副次的アウトカムは、治療後1週間および治療後6ヵ月における不眠症重症度指数のスコア、治療後1週間におけるベンゾジアゼピン受容体作動薬の使用を中止した参加者の割合、治療後1週間および治療後6ヵ月におけるベンゾジアゼピン受容体作動薬の用量および睡眠-薬物療法に関する機能不全信念下位尺度であった。

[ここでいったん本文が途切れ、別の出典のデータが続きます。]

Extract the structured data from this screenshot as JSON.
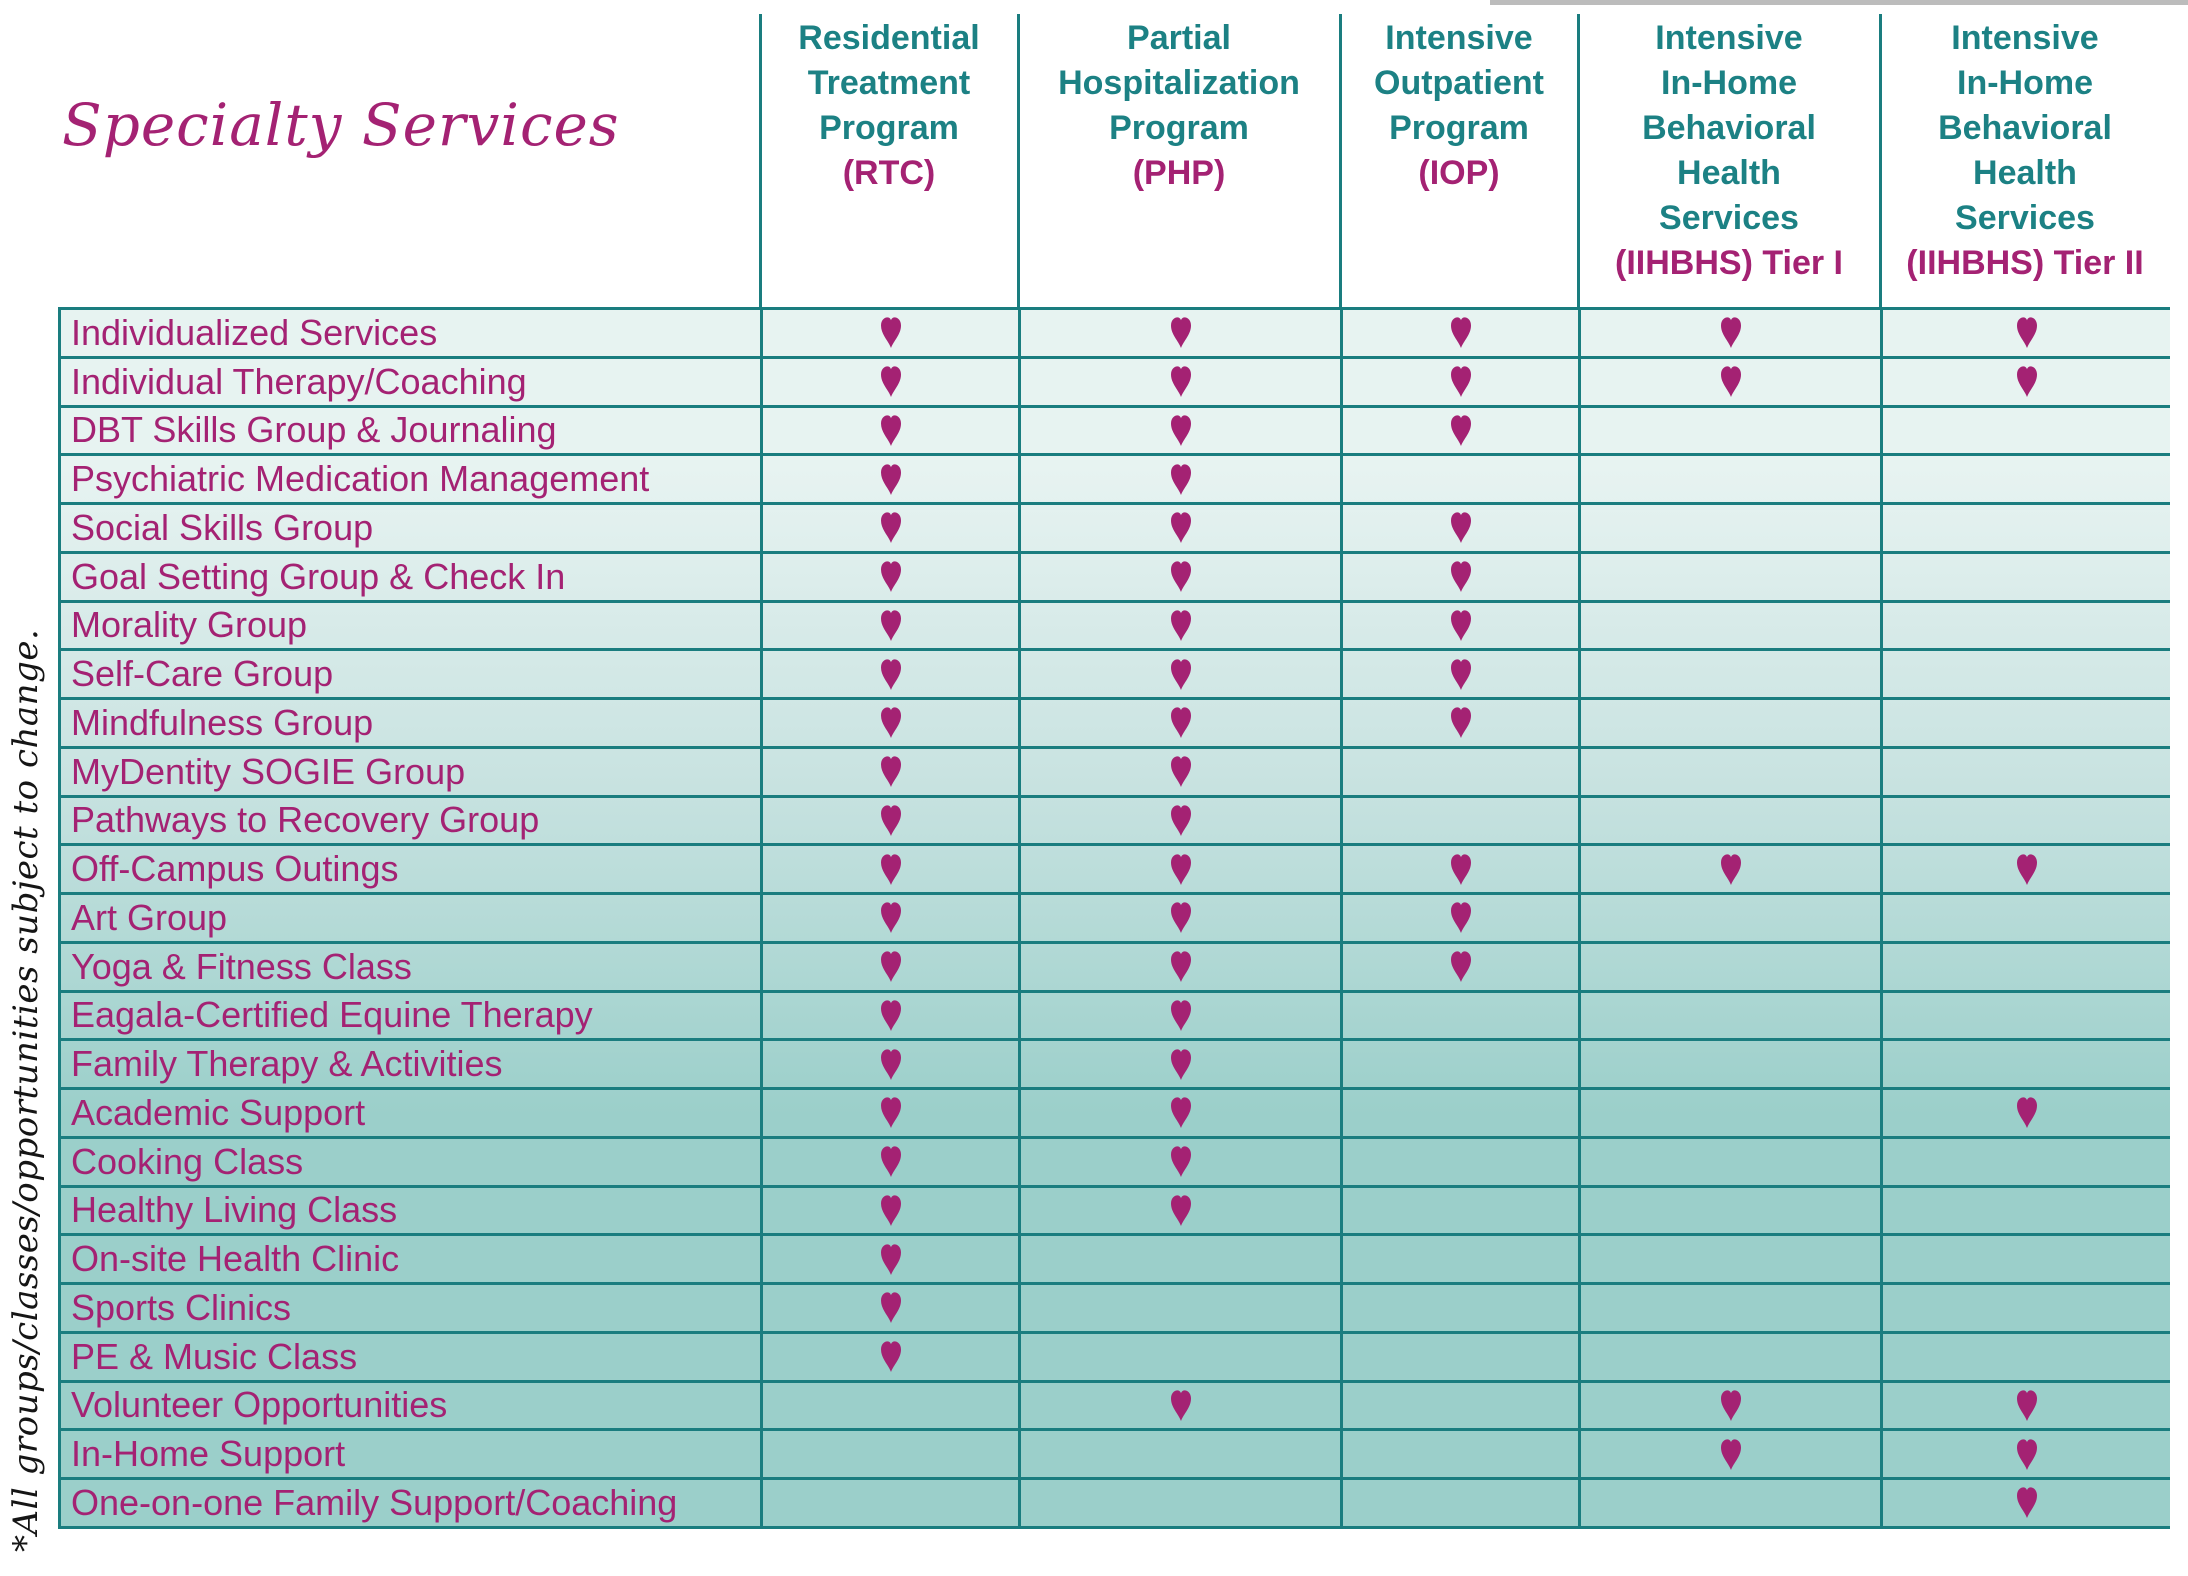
{
  "title": "Specialty Services",
  "footnote": "*All groups/classes/opportunities subject to change.",
  "colors": {
    "teal_text": "#1c8184",
    "grid_line": "#1a7d7f",
    "magenta": "#a42273",
    "row_gradient": [
      "#e7f3f1",
      "#c9e3e1",
      "#9bcfca"
    ]
  },
  "columns": [
    {
      "lines": [
        "Residential",
        "Treatment",
        "Program"
      ],
      "abbr": "(RTC)"
    },
    {
      "lines": [
        "Partial",
        "Hospitalization",
        "Program"
      ],
      "abbr": "(PHP)"
    },
    {
      "lines": [
        "Intensive",
        "Outpatient",
        "Program"
      ],
      "abbr": "(IOP)"
    },
    {
      "lines": [
        "Intensive",
        "In-Home",
        "Behavioral",
        "Health",
        "Services"
      ],
      "abbr": "(IIHBHS) Tier I"
    },
    {
      "lines": [
        "Intensive",
        "In-Home",
        "Behavioral",
        "Health",
        "Services"
      ],
      "abbr": "(IIHBHS) Tier II"
    }
  ],
  "heart_symbol": "heart",
  "services": [
    {
      "label": "Individualized Services",
      "availability": [
        1,
        1,
        1,
        1,
        1
      ]
    },
    {
      "label": "Individual Therapy/Coaching",
      "availability": [
        1,
        1,
        1,
        1,
        1
      ]
    },
    {
      "label": "DBT Skills Group & Journaling",
      "availability": [
        1,
        1,
        1,
        0,
        0
      ]
    },
    {
      "label": "Psychiatric Medication Management",
      "availability": [
        1,
        1,
        0,
        0,
        0
      ]
    },
    {
      "label": "Social Skills Group",
      "availability": [
        1,
        1,
        1,
        0,
        0
      ]
    },
    {
      "label": "Goal Setting Group & Check In",
      "availability": [
        1,
        1,
        1,
        0,
        0
      ]
    },
    {
      "label": "Morality Group",
      "availability": [
        1,
        1,
        1,
        0,
        0
      ]
    },
    {
      "label": "Self-Care Group",
      "availability": [
        1,
        1,
        1,
        0,
        0
      ]
    },
    {
      "label": "Mindfulness Group",
      "availability": [
        1,
        1,
        1,
        0,
        0
      ]
    },
    {
      "label": "MyDentity SOGIE Group",
      "availability": [
        1,
        1,
        0,
        0,
        0
      ]
    },
    {
      "label": "Pathways to Recovery Group",
      "availability": [
        1,
        1,
        0,
        0,
        0
      ]
    },
    {
      "label": "Off-Campus Outings",
      "availability": [
        1,
        1,
        1,
        1,
        1
      ]
    },
    {
      "label": "Art Group",
      "availability": [
        1,
        1,
        1,
        0,
        0
      ]
    },
    {
      "label": "Yoga & Fitness Class",
      "availability": [
        1,
        1,
        1,
        0,
        0
      ]
    },
    {
      "label": "Eagala-Certified Equine Therapy",
      "availability": [
        1,
        1,
        0,
        0,
        0
      ]
    },
    {
      "label": "Family Therapy & Activities",
      "availability": [
        1,
        1,
        0,
        0,
        0
      ]
    },
    {
      "label": "Academic Support",
      "availability": [
        1,
        1,
        0,
        0,
        1
      ]
    },
    {
      "label": "Cooking Class",
      "availability": [
        1,
        1,
        0,
        0,
        0
      ]
    },
    {
      "label": "Healthy Living Class",
      "availability": [
        1,
        1,
        0,
        0,
        0
      ]
    },
    {
      "label": "On-site Health Clinic",
      "availability": [
        1,
        0,
        0,
        0,
        0
      ]
    },
    {
      "label": "Sports Clinics",
      "availability": [
        1,
        0,
        0,
        0,
        0
      ]
    },
    {
      "label": "PE & Music Class",
      "availability": [
        1,
        0,
        0,
        0,
        0
      ]
    },
    {
      "label": "Volunteer Opportunities",
      "availability": [
        0,
        1,
        0,
        1,
        1
      ]
    },
    {
      "label": "In-Home Support",
      "availability": [
        0,
        0,
        0,
        1,
        1
      ]
    },
    {
      "label": "One-on-one Family Support/Coaching",
      "availability": [
        0,
        0,
        0,
        0,
        1
      ]
    }
  ]
}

結果:詳細なスクリーニングを受けた338人の参加者のうち、188人(平均年齢、69.8[SD 8.3]歳、男性123人[65.4%]、女性65人[35.6%])がMTcap(n=92)またはSGT(n=96)にランダムに割り付けられた。SGTと比較して、MTcapは、6ヵ月後(MTcap=64[73.4%]、SGT=52[58.6%];オッズ比[OR] 1.95、95%CI 1.03~3.70;P=0.04)および治療後1週間(MTcap=76[88. 4%]、SGT=62[67.4%];OR 3.68、95%CI 1.67~8.12;P=0.001)、治療後1週間におけるベンゾジアゼピン受容体作動薬の使用頻度(夜/週)が減少した(-1.31、95%CI -2.05 ~ -0.57;P<0.001)。不眠症重症度指数は、追跡調査時に有意な群間差はなく改善した(ベースラインから治療後1週間まで、1.38;P=0.16;ベースラインから6ヵ月まで、0.16;P=0.88)。

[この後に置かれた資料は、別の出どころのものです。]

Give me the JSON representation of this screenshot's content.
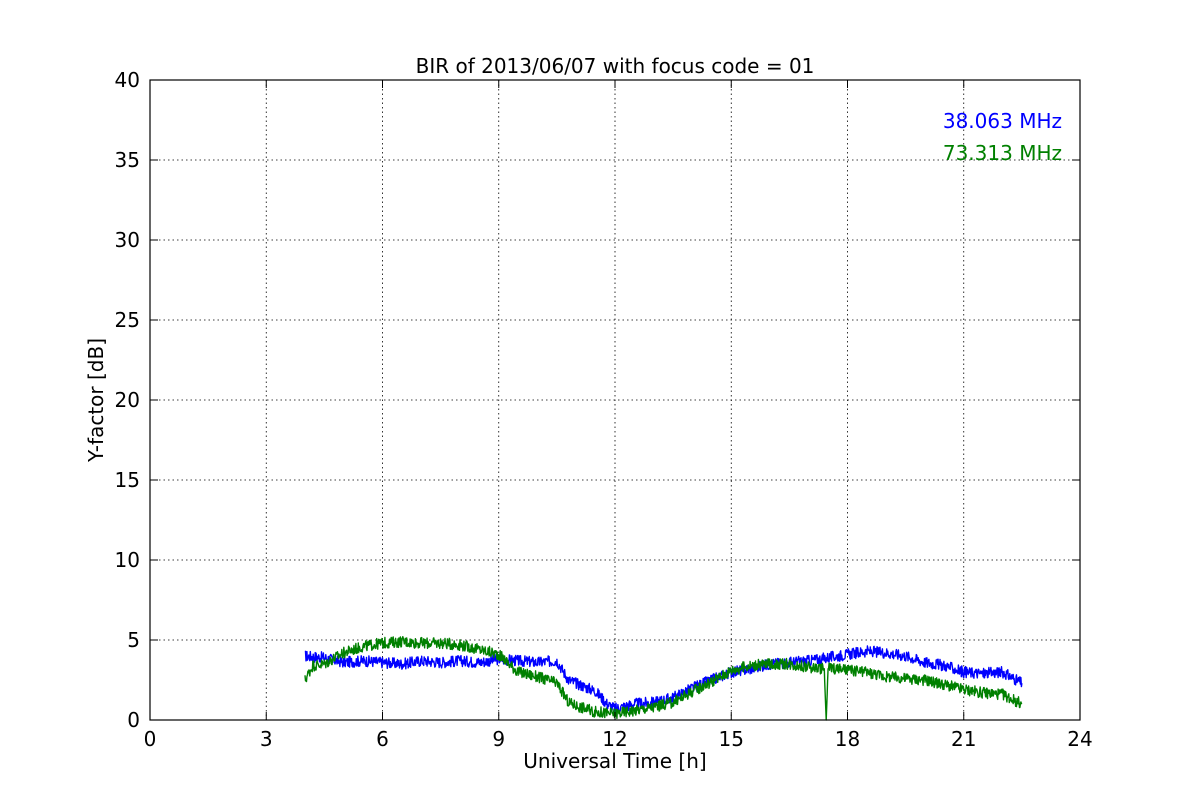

結論と関連性:このランダム化比較試験は、マスクされた漸減とプラセボ機序を標的とした新規の認知および行動練習を組み合わせたプログラムが、標準的なCBTI+マスクされていない漸減と比較して、ベンゾジアゼピン受容体作動薬の長期中止の割合を改善することを明らかにした。

臨床試験登録:ClinicalTrials.gov Identifier. NCT03687086

引用文献

Masked Taper With Behavioral Intervention for Discontinuation of Benzodiazepine Receptor Agonists: A Randomized Clinical Trial
Constance H Fung et al. PMID: 39374004 PMCID: PMC11459364 (available on 2025-10-07) DOI: 10.1001/jamainternmed.2024.5020
JAMA Intern Med. 2024 Oct 7:e245020. doi: 10.1001/jamainternmed.2024.5020. Online ahead of print.